Response: We thank the reviewer for this comment. As mentioned in the article, we employed a single subject design referred to as ‘multiple pre- multiple post- sequential design’ in which the participants, who were in the chronic phase of stroke (> 15 months), did not undergo any sort of training during the initial 3 weeks and thus served as their own controls. While such design does not allow concluding on comparative effectiveness (or to dissociate the placebo effect from actual intervention effect), it is appropriate given the purpose of the study which was to examine the neurophysiological changes induced by MST and how these changes are related to the clinical profile of the participants. Also, the purpose of the multiple baseline evaluations prior to the intervention is to demonstrate that participants are stable and that no more natural recovery is taking place. Accordingly, we noted no changes in the performance of participants on clinical tests between the two baseline evaluations preceding the intervention (see Table 2).

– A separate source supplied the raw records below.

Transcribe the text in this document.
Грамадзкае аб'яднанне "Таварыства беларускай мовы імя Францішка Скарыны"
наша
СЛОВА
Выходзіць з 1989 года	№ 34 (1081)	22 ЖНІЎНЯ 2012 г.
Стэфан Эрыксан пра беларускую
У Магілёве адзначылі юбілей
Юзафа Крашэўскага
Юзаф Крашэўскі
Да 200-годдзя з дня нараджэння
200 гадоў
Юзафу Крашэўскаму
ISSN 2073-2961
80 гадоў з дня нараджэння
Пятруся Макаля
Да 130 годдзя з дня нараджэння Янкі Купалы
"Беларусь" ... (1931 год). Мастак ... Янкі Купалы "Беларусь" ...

It is thus very unlikely that changes observed post-intervention are due to natural recovery. Nevertheless, we understand and acknowledge the limitations inherent to such study design and have thus amended the limitation section of our article. The changes read as follows:

Page 13. Line 423-428: “Fourthly, this study used a single subject design referred to as ‘multiple pre- multiple post- sequential design’, instead of using a placebo group. While such design does not allow concluding on comparative effectiveness (or to dissociate the placebo effect from actual intervention effect), it is appropriate given the purpose of the study which was to examine the neurophysiological changes induced by MST and how these changes are related to the clinical profile of the participants”  

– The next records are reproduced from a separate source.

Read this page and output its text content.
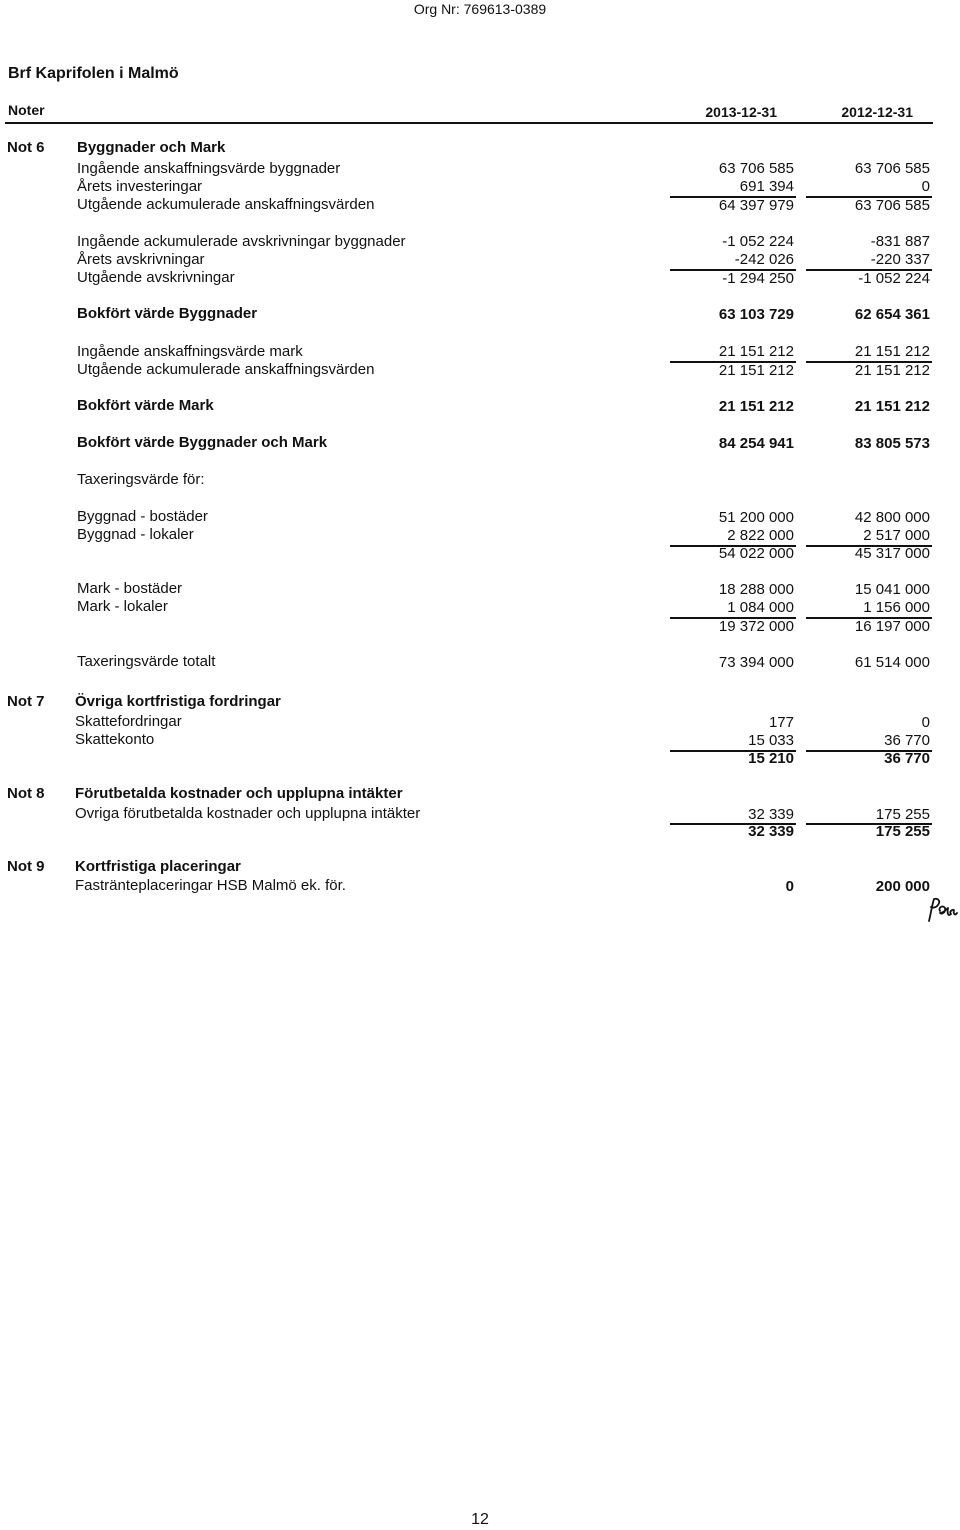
Org Nr: 769613-0389
Brf Kaprifolen i Malmö
Noter	2013-12-31	2012-12-31
Not 6 Byggnader och Mark
Ingående anskaffningsvärde byggnader	63 706 585	63 706 585
Årets investeringar	691 394	0
Utgående ackumulerade anskaffningsvärden	64 397 979	63 706 585
Ingående ackumulerade avskrivningar byggnader	-1 052 224	-831 887
Årets avskrivningar	-242 026	-220 337
Utgående avskrivningar	-1 294 250	-1 052 224
Bokfört värde Byggnader	63 103 729	62 654 361
Ingående anskaffningsvärde mark	21 151 212	21 151 212
Utgående ackumulerade anskaffningsvärden	21 151 212	21 151 212
Bokfört värde Mark	21 151 212	21 151 212
Bokfört värde Byggnader och Mark	84 254 941	83 805 573
Taxeringsvärde för:
Byggnad - bostäder	51 200 000	42 800 000
Byggnad - lokaler	2 822 000	2 517 000
54 022 000	45 317 000
Mark - bostäder	18 288 000	15 041 000
Mark - lokaler	1 084 000	1 156 000
19 372 000	16 197 000
Taxeringsvärde totalt	73 394 000	61 514 000
Not 7 Övriga kortfristiga fordringar
Skattefordringar	177	0
Skattekonto	15 033	36 770
15 210	36 770
Not 8 Förutbetalda kostnader och upplupna intäkter
Ovriga förutbetalda kostnader och upplupna intäkter	32 339	175 255
32 339	175 255
Not 9 Kortfristiga placeringar
Fastränteplaceringar HSB Malmö ek. för.	0	200 000
12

Comment: While I appreciate the supplementary data of current density distribution, I would also appreciate before and after topographies (MEG scalp distribution) of the beta and alpha band; the same scalp distribution that the sources analysis was based on.

Response: As per your suggestion, we have now included the MEG scalp topographies in the Supplementary file of the manuscript. The new figures are supplementary figures 7-9.

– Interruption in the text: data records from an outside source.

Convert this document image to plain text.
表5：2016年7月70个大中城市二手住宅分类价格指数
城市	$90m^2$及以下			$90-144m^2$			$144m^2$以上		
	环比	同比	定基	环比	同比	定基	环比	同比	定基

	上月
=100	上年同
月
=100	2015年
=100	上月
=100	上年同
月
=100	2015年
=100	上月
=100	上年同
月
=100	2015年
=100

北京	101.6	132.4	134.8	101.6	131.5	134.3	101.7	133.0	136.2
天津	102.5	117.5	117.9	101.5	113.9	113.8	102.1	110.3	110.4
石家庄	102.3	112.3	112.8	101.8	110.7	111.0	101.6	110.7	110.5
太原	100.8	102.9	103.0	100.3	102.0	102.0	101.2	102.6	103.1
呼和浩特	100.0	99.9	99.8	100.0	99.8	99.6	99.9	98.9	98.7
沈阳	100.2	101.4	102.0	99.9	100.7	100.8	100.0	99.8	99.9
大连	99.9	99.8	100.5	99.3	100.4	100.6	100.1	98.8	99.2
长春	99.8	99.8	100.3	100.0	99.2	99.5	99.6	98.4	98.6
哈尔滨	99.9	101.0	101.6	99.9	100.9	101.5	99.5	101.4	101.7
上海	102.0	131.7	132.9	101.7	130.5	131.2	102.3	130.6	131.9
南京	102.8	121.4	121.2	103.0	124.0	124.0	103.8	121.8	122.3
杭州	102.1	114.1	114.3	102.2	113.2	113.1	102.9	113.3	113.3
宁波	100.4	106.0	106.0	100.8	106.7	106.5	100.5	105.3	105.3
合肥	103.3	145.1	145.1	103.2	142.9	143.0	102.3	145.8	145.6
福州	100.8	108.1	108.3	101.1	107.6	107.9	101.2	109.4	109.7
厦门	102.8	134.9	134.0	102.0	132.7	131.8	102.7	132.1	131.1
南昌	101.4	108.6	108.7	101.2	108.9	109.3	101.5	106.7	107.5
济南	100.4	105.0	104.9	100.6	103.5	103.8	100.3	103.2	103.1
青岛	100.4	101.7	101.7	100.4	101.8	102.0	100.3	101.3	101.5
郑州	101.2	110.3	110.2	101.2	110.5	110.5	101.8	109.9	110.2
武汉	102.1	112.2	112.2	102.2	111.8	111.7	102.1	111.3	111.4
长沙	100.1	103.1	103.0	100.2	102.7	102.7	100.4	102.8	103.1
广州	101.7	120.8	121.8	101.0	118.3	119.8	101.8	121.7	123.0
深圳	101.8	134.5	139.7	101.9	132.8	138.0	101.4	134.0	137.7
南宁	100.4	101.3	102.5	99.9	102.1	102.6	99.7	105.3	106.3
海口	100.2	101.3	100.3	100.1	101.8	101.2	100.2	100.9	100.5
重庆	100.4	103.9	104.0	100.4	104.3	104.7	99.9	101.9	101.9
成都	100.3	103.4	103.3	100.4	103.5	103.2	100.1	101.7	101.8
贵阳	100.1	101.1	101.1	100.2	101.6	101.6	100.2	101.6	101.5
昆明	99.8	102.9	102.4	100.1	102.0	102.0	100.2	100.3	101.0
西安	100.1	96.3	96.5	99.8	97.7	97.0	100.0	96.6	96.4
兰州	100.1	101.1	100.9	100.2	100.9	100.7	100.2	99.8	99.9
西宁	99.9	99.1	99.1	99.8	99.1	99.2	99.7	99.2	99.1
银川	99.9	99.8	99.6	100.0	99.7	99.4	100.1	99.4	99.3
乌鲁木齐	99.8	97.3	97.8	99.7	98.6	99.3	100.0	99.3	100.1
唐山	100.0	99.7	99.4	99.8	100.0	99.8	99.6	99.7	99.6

Comment: Connectivity due to source analysis can be problematic, as slight changes in orientation, or depth (especially in MEG) can result in the change of solutions at all tested sources. Do the dipole orientations stay constant in orientation and depth (I assume)? If so, please state this fact.

Response: We thank the reviewer for this critical comment. Indeed, the dipole orientations were constant for orientation. Specifically, the orientation was constrained perpendicularly with respect to the cortical surface. Moreover, we used depth weighting with an order of 0.5 and maximal amount of 10. This has now been mentioned in the manuscript:

Page 5, Line 206-208: The dipole orientations were kept constant as they were constrained perpendicularly with respect to the cortical surface. Moreover, we used depth weighting with an order of 0.5 and maximal amount of 10.

Minor:

Comment: Please define the full regions names at the beginning (M1, PMd, PMv, SMA, IFG, and 225 the AC. SMA, PMv, PMd).

Response: The full names of the ROIs have now been stated at the beginning of Page: 1, Line 44-45.